Awesome
Fast Hadamard Transform in CUDA, with a PyTorch interface
Features:
- Support fp32, fp16, bf16, for dimension up to 32768.
- Implicitly pad with zeros if dimension is not a power of 2.
How to use
from fast_hadamard_transform import hadamard_transform
def hadamard_transform(x, scale=1.0):
"""
Arguments:
x: (..., dim)
scale: float. Multiply the output by this number.
Returns:
out: (..., dim)
Multiply each row of x by the Hadamard transform matrix.
Equivalent to F.linear(x, torch.tensor(scipy.linalg.hadamard(dim))) * scale.

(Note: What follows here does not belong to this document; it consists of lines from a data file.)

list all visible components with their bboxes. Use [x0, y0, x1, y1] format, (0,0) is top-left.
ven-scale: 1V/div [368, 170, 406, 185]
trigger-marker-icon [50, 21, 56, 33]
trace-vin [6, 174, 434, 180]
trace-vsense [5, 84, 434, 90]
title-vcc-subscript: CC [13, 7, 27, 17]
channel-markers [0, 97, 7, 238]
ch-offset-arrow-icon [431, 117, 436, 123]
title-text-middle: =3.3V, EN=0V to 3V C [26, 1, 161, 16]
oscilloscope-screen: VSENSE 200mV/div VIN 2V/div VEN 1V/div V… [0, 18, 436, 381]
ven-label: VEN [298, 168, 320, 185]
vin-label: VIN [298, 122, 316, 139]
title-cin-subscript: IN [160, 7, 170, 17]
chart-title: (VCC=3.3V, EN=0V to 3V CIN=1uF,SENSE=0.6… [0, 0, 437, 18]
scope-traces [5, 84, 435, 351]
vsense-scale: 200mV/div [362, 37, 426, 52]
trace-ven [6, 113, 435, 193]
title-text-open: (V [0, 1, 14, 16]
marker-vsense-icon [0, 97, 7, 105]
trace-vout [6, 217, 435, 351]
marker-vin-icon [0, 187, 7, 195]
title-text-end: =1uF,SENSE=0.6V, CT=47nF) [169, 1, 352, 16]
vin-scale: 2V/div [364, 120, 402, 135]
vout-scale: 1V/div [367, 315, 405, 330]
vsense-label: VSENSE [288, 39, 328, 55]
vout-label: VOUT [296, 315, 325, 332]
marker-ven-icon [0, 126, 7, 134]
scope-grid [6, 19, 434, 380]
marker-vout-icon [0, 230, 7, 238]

If dim is not a power of 2, we implicitly pad x with zero so that dim is the next power of 2.
"""
Speed
Benchmarked on A100, for not too small batch size, compared to memcpy (torch.clone), which is a lower bound for the time taken as we'd need to read inputs from GPU memory and write output to GPU memory anyway.
Data type | Dimension | Time taken vs memcpy |
---|---|---|
fp16/bf16 | <= 512 | 1.0x |
512 - 8192 | <= 1.2x | |
16384 | 1.3x | |
32768 | 1.8x | |
fp32 | <= 8192 | 1.0x |
16384 | 1.1x | |
32768 | 1.2x |